Low Cull Breeding Swine Program Uptake Reported

CANADA - Manitoba Pork Council reports the province's breeding swine herd will be reduced by just over five percent as a result of the federal Cull Breeding Swine Program, writes Bruce Cochrane.
calendar icon 8 September 2008
clock icon 3 minute read

The federal Cull Breeding Swine Program provides pork producers who agreed to de-populate breeding barns and leave them empty of breeding stock for a minimum of three years 225 dollars per culled animal.

The application deadline passed September 1, producers have until November 1 to complete their culls and until January 15 to submit supporting documentation.
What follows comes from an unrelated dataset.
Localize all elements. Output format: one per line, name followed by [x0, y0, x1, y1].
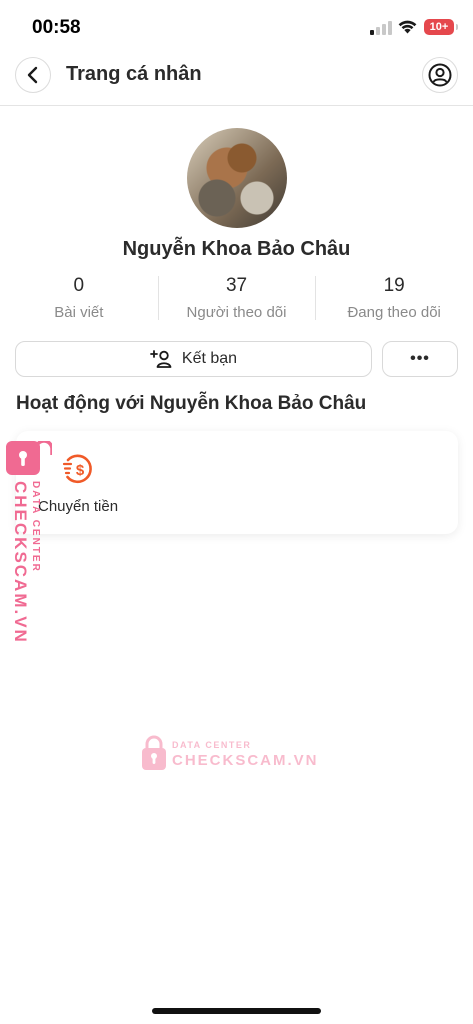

Manitoba Pork Council producer services specialist Jeff Clark says the program seems to have worked well for those who have made use of it.

Jeff Clark-Manitoba Pork Council

For the most part producers I've spoken with have been real happy with the program.

These are guys that are maybe close to retirement age, wanting to get out of the industry anyway, older barns, smaller herds and the program worked real well for them.

Some of the other producers maybe that have larger operations, higher debt loads, this program simply didn't pay out enough for them.

There's a lot of people that were sitting on the fence for awhile, maybe wanting to go on the program but the three year time frame was just too long to keep that barn empty of breeding animals.

If you look at what our sow inventory was January 1, our overall breeding stock was just over 370 thousand and, if we went with the intent of the program was to reduce the herd by about 10 percent, we've only got to about five and a half percent, which would be about 20 thousand animals.

So it hasn't been as strong an uptake as it has been in other parts of the country.

I think that speaks to the strong industry we have in the province here.

We have two strong packers, close proximity to our American business partners so the uptake hasn't been quite as strong here.


Currently the program is retroactive to August 1, 2007 but, Clark points out, efforts are underway to have the retroactive start of the program pushed back to April 1, 2007.